The crime business can also turn political, and it definitely has with the war in Ukraine.
Soon after the invasion, one of the most ferocious ransomware gangs, Conti, declared that it would rally to protect Russian interests in cyberspace.
The pledge backfired in a spectacular fashion, since like many Russian-speaking crime groups it had affiliates in Ukraine.
One of them then posted more than 100,000 internal gang chats, and later the source code for its core program, making it easier for security software to detect and block attacks.
Network Battalion 65 went further. It modified the leaked version of the Conti code to evade the new detections, improved the encryption and then used it to lock up files inside government-connected Russian companies.
“We decided it would be best to give Russia a taste of its own medicine. Conti caused (and still causes) a lot of heartache and pain for companies all around the world,” the group said. “As soon as Russia ends this stupidity in Ukraine, we will stop our attacks completely.”
In the meantime, Network Battalion 65 has asked for ransomware payments even as it has shamed victims on Twitter for having poor security. The group said it hasn’t gotten any money yet but would donate anything it collects to Ukraine.

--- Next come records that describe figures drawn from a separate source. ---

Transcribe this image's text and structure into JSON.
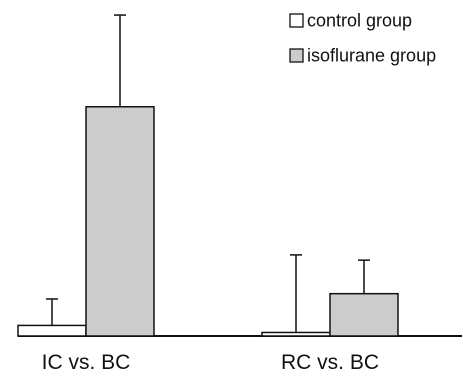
{
  "chart_data": {
    "type": "bar",
    "title": "",
    "xlabel": "",
    "ylabel": "",
    "categories": [
      "IC vs. BC",
      "RC vs. BC"
    ],
    "series": [
      {
        "name": "control group",
        "values": [
          0.3,
          0.1
        ],
        "error": [
          0.75,
          2.2
        ],
        "color": "#ffffff"
      },
      {
        "name": "isoflurane group",
        "values": [
          6.5,
          1.2
        ],
        "error": [
          2.6,
          0.95
        ],
        "color": "#cccccc"
      }
    ],
    "ylim": [
      0,
      9.3
    ],
    "grid": false,
    "legend": "top-right",
    "axis_color": "#111111"
  }
}
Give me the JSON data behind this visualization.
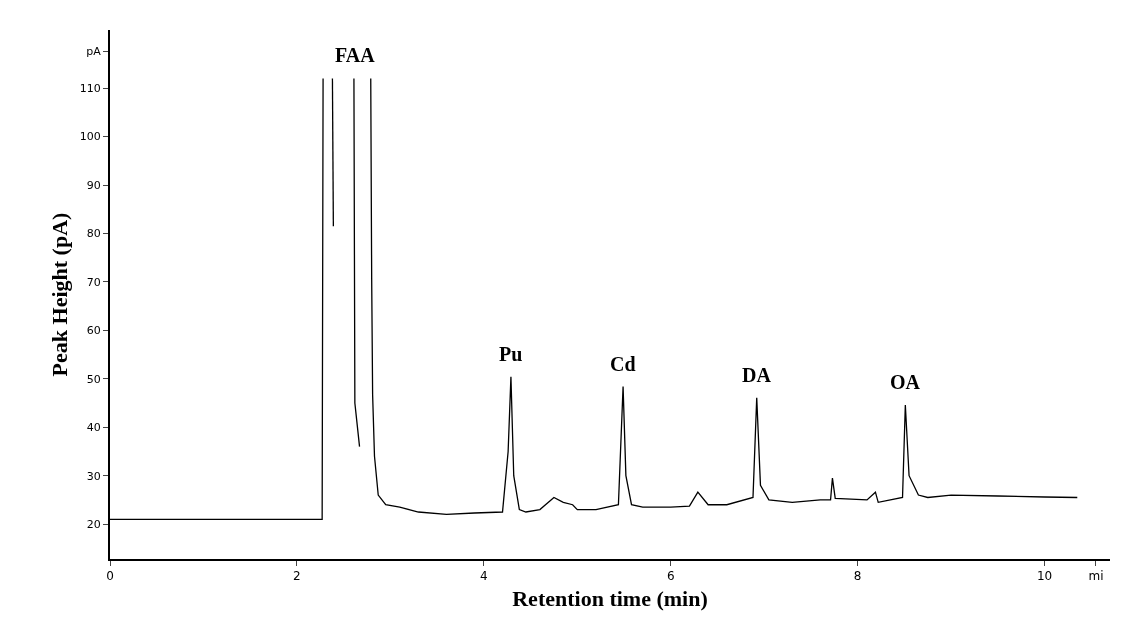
{
  "chart_data": {
    "type": "line",
    "xlabel": "Retention time (min)",
    "ylabel": "Peak Height (pA)",
    "x": [
      0,
      2.27,
      2.28,
      2.3,
      2.38,
      2.39,
      2.4,
      2.61,
      2.62,
      2.67,
      2.68,
      2.7,
      2.79,
      2.8,
      2.81,
      2.83,
      2.87,
      2.95,
      3.1,
      3.3,
      3.6,
      3.9,
      4.2,
      4.26,
      4.29,
      4.32,
      4.38,
      4.45,
      4.6,
      4.75,
      4.85,
      4.95,
      5.0,
      5.2,
      5.44,
      5.49,
      5.52,
      5.58,
      5.7,
      6.0,
      6.2,
      6.29,
      6.4,
      6.6,
      6.88,
      6.92,
      6.96,
      7.05,
      7.3,
      7.6,
      7.71,
      7.73,
      7.76,
      8.1,
      8.19,
      8.22,
      8.35,
      8.48,
      8.51,
      8.55,
      8.65,
      8.75,
      9.0,
      9.5,
      10.0,
      10.35
    ],
    "values": [
      21,
      21,
      112,
      null,
      112,
      81.5,
      null,
      112,
      45,
      36,
      null,
      null,
      112,
      70.7,
      46.7,
      34,
      26,
      24,
      23.5,
      22.5,
      22,
      22.3,
      22.5,
      35,
      50.4,
      30,
      23,
      22.5,
      23,
      25.5,
      24.5,
      24,
      23,
      23,
      24,
      48.4,
      30,
      24,
      23.5,
      23.5,
      23.7,
      26.6,
      24,
      24,
      25.5,
      46.1,
      28,
      25,
      24.5,
      25,
      25,
      29.5,
      25.3,
      25,
      26.6,
      24.5,
      25,
      25.5,
      44.6,
      30,
      26,
      25.5,
      26,
      25.8,
      25.6,
      25.5
    ],
    "color": "#000000",
    "xlim": [
      0,
      10.7
    ],
    "ylim": [
      12.8,
      122
    ],
    "xticks": [
      0,
      2,
      4,
      6,
      8,
      10,
      {
        "value": 10.55,
        "label": "mi"
      }
    ],
    "yticks": [
      20,
      30,
      40,
      50,
      60,
      70,
      80,
      90,
      100,
      110,
      {
        "value": 117.6,
        "label": "pA"
      }
    ],
    "annotations": [
      {
        "text": "FAA",
        "x": 2.62,
        "y": 112
      },
      {
        "text": "Pu",
        "x": 4.29,
        "y": 50.4
      },
      {
        "text": "Cd",
        "x": 5.49,
        "y": 48.4
      },
      {
        "text": "DA",
        "x": 6.92,
        "y": 46.1
      },
      {
        "text": "OA",
        "x": 8.51,
        "y": 44.6
      }
    ]
  }
}
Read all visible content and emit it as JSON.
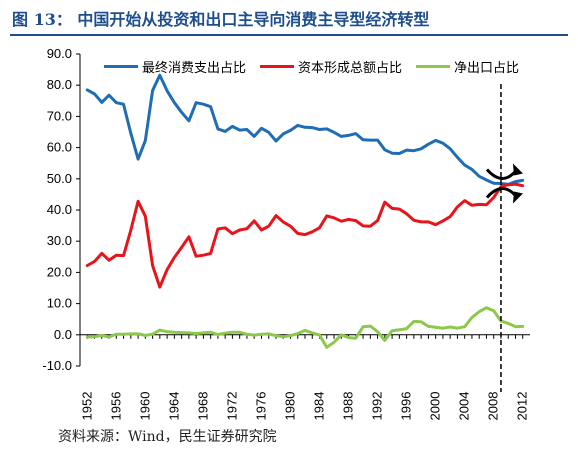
{
  "figure_title": "图 13：   中国开始从投资和出口主导向消费主导型经济转型",
  "source_note": "资料来源：Wind，民生证券研究院",
  "chart_data": {
    "type": "line",
    "title": "",
    "xlabel": "",
    "ylabel": "",
    "ylim": [
      -10,
      90
    ],
    "yticks": [
      "-10.0",
      "0.0",
      "10.0",
      "20.0",
      "30.0",
      "40.0",
      "50.0",
      "60.0",
      "70.0",
      "80.0",
      "90.0"
    ],
    "xticks": [
      "1952",
      "1956",
      "1960",
      "1964",
      "1968",
      "1972",
      "1976",
      "1980",
      "1984",
      "1988",
      "1992",
      "1996",
      "2000",
      "2004",
      "2008",
      "2012"
    ],
    "legend_position": "top",
    "vline_year": 2009,
    "x": [
      1952,
      1953,
      1954,
      1955,
      1956,
      1957,
      1958,
      1959,
      1960,
      1961,
      1962,
      1963,
      1964,
      1965,
      1966,
      1967,
      1968,
      1969,
      1970,
      1971,
      1972,
      1973,
      1974,
      1975,
      1976,
      1977,
      1978,
      1979,
      1980,
      1981,
      1982,
      1983,
      1984,
      1985,
      1986,
      1987,
      1988,
      1989,
      1990,
      1991,
      1992,
      1993,
      1994,
      1995,
      1996,
      1997,
      1998,
      1999,
      2000,
      2001,
      2002,
      2003,
      2004,
      2005,
      2006,
      2007,
      2008,
      2009,
      2010,
      2011,
      2012
    ],
    "series": [
      {
        "name": "最终消费支出占比",
        "color": "#1f6db5",
        "values": [
          78.5,
          77.2,
          74.5,
          76.8,
          74.4,
          73.9,
          64.6,
          56.3,
          62.2,
          78.3,
          83.2,
          78.2,
          74.4,
          71.3,
          68.6,
          74.4,
          73.9,
          73.1,
          66.0,
          65.2,
          66.8,
          65.6,
          65.8,
          63.6,
          66.2,
          64.9,
          62.1,
          64.4,
          65.5,
          67.1,
          66.5,
          66.4,
          65.8,
          66.0,
          64.9,
          63.6,
          63.9,
          64.5,
          62.5,
          62.4,
          62.4,
          59.3,
          58.2,
          58.1,
          59.2,
          59.0,
          59.6,
          61.1,
          62.3,
          61.4,
          59.6,
          56.9,
          54.4,
          53.0,
          50.8,
          49.6,
          48.6,
          48.5,
          48.2,
          49.1,
          49.5
        ]
      },
      {
        "name": "资本形成总额占比",
        "color": "#e8141b",
        "values": [
          22.2,
          23.5,
          26.1,
          23.9,
          25.5,
          25.4,
          33.5,
          42.8,
          38.0,
          22.2,
          15.3,
          20.9,
          24.8,
          28.0,
          31.4,
          25.2,
          25.5,
          26.1,
          33.9,
          34.3,
          32.4,
          33.6,
          34.0,
          36.5,
          33.6,
          34.8,
          38.2,
          36.2,
          34.8,
          32.5,
          32.1,
          33.0,
          34.3,
          38.1,
          37.5,
          36.4,
          37.0,
          36.6,
          34.9,
          34.8,
          36.6,
          42.5,
          40.5,
          40.3,
          38.8,
          36.7,
          36.2,
          36.2,
          35.3,
          36.5,
          37.9,
          41.0,
          43.0,
          41.5,
          41.8,
          41.7,
          44.0,
          47.5,
          48.1,
          48.3,
          47.8
        ]
      },
      {
        "name": "净出口占比",
        "color": "#8cc84b",
        "values": [
          -0.7,
          -0.6,
          -0.2,
          -0.7,
          0.2,
          0.2,
          0.3,
          0.3,
          -0.2,
          0.2,
          1.5,
          1.0,
          0.8,
          0.7,
          0.6,
          0.4,
          0.6,
          0.8,
          0.1,
          0.5,
          0.8,
          0.8,
          0.2,
          -0.1,
          0.2,
          0.3,
          -0.3,
          -0.6,
          -0.3,
          0.4,
          1.4,
          0.6,
          -0.1,
          -4.0,
          -2.4,
          0.0,
          -0.9,
          -1.1,
          2.6,
          2.8,
          1.0,
          -1.8,
          1.3,
          1.6,
          2.0,
          4.3,
          4.2,
          2.7,
          2.4,
          2.1,
          2.5,
          2.1,
          2.6,
          5.5,
          7.4,
          8.7,
          7.7,
          4.4,
          3.7,
          2.6,
          2.7
        ]
      }
    ]
  }
}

Network Battalion obtained the state broadcast emails and other hoards and gave them to DDoSecrets, making it one of the most important of several hacktivist suppliers to that site, alongside a pro-Western group named AgainstTheWest and some who have adopted the branding of Anonymous, a larger, looser and recently resurgent collective that welcomes anyone.

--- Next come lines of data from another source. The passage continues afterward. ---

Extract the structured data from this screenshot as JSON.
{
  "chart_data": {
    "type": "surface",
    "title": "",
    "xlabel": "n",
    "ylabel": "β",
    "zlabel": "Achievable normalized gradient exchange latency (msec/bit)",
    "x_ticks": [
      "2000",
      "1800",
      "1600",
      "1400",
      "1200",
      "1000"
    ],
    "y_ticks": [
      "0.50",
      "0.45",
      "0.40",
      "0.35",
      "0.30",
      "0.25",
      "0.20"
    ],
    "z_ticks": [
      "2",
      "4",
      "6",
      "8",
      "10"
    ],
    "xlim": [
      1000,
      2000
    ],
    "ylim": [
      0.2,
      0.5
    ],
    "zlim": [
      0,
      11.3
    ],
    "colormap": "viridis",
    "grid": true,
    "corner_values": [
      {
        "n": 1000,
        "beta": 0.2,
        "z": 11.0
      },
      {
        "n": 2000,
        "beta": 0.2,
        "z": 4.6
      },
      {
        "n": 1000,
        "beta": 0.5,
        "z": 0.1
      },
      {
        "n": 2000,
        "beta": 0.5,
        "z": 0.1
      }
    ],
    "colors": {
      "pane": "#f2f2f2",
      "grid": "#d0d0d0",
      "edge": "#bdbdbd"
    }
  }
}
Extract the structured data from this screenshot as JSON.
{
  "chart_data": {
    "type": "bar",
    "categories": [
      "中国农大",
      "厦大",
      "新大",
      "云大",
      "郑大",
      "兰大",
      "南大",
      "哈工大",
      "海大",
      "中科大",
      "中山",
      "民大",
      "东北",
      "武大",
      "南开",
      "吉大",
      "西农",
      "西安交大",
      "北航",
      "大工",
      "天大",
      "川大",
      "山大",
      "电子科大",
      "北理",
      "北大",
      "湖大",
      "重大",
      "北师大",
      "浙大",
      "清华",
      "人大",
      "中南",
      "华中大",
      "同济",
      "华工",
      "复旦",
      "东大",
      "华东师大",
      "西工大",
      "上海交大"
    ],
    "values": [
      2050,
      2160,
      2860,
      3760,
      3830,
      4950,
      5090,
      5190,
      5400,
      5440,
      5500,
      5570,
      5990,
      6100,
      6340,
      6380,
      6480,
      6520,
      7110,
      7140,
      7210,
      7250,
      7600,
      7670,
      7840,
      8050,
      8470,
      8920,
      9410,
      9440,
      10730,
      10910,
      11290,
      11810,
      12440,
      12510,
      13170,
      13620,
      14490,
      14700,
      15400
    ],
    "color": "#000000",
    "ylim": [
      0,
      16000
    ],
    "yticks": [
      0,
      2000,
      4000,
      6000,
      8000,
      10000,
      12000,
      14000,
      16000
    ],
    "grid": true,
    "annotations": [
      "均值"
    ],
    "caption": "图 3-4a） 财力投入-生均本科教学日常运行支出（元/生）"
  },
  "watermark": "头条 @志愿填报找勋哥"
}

In an April 3 interview with a researcher known as Dissent Doe who runs the website DataBreaches.net, AgainstTheWest’s leader said the group formed in October and was composed of six English-speaking hackers, all privately employed but with intelligence backgrounds.

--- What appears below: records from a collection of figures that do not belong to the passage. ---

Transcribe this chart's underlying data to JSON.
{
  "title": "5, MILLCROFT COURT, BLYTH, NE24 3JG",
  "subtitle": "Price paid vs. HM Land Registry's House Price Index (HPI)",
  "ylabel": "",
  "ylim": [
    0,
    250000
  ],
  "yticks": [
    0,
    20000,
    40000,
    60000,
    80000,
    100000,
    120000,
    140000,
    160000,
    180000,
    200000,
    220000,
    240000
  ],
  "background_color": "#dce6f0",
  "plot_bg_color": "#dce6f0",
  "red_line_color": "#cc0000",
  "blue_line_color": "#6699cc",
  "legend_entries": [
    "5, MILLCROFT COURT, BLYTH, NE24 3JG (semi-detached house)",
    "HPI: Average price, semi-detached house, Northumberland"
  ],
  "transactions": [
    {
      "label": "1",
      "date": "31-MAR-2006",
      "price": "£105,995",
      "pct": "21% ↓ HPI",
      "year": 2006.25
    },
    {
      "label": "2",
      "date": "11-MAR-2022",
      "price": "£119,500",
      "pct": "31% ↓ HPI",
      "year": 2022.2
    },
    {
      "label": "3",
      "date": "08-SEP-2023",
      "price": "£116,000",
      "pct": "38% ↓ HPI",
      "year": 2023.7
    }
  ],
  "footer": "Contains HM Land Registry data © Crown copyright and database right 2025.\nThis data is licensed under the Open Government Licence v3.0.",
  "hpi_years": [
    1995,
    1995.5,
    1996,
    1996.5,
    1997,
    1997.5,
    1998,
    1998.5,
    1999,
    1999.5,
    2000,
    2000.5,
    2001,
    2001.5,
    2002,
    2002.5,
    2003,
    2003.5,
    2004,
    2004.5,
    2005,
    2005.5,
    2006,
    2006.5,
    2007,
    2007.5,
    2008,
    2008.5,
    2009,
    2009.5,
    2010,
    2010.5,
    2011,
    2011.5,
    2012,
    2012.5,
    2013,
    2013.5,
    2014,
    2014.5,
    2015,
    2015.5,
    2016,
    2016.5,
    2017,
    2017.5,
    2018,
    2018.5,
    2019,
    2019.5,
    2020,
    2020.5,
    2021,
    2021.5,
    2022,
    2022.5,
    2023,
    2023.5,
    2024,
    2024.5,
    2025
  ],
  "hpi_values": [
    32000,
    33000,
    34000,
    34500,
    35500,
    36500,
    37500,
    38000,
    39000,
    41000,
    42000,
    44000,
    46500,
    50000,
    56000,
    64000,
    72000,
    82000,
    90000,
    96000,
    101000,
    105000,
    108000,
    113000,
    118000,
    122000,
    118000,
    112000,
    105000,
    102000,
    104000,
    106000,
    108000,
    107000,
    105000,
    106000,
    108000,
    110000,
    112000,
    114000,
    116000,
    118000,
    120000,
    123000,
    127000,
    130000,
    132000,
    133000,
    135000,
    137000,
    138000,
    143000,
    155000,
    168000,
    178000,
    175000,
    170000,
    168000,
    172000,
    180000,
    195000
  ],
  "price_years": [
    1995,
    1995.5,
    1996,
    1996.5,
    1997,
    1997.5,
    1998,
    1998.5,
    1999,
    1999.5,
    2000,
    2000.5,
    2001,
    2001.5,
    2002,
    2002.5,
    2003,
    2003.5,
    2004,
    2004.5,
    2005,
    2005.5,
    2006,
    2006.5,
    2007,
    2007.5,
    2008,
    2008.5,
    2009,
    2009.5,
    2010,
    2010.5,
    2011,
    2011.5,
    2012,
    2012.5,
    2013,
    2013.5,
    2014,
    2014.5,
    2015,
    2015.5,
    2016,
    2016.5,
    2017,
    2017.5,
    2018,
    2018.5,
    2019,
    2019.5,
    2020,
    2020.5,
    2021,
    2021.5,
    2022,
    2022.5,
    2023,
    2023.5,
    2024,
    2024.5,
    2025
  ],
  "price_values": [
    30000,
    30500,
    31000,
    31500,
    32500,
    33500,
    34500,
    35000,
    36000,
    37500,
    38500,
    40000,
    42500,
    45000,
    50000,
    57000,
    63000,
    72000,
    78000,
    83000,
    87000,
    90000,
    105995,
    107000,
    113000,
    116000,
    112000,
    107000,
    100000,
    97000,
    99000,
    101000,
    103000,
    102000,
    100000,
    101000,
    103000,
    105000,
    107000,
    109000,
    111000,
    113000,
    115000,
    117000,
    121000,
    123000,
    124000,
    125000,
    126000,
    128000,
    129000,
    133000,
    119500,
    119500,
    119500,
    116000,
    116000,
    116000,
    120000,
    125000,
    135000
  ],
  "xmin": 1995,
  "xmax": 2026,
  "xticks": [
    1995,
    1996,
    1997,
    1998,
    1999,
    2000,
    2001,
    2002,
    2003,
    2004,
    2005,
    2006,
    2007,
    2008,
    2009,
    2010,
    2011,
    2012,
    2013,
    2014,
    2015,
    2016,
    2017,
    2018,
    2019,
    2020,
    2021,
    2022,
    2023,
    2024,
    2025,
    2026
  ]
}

The initial objective “was to steal state-secrets, government software (in the form of source codes), private documents and such. However, we also had the idea that we should act on China for attacking the west in cyberespionage campaigns over the years,” the hacker said.
After hitting targets in China, AgainstTheWest moved on to those in North Korea, Iran and Russia.
The leader said the group was not acting directly for any intelligence agency but declined to say whether it was being helped by any of them. “We’re doing our job in the hopes that it benefits western intelligence. We share all private documents with anyone from the government in the U.S./EU.”
The group has made other documents public through DDoSecrets. Best received one request from a U.S. military account for access beyond what she published but turned it down.
Painter, the former State Department and Justice Department expert, said he was concerned that some volunteer hackers might take a step too far and harm civilian infrastructure or trigger a major reaction, and he cautioned that others might be hiding additional motives.
“In the normal course of events, you don’t want to encourage vigilante hackers,” Painter said. But he then agreed, “We’re not in a normal course of events.”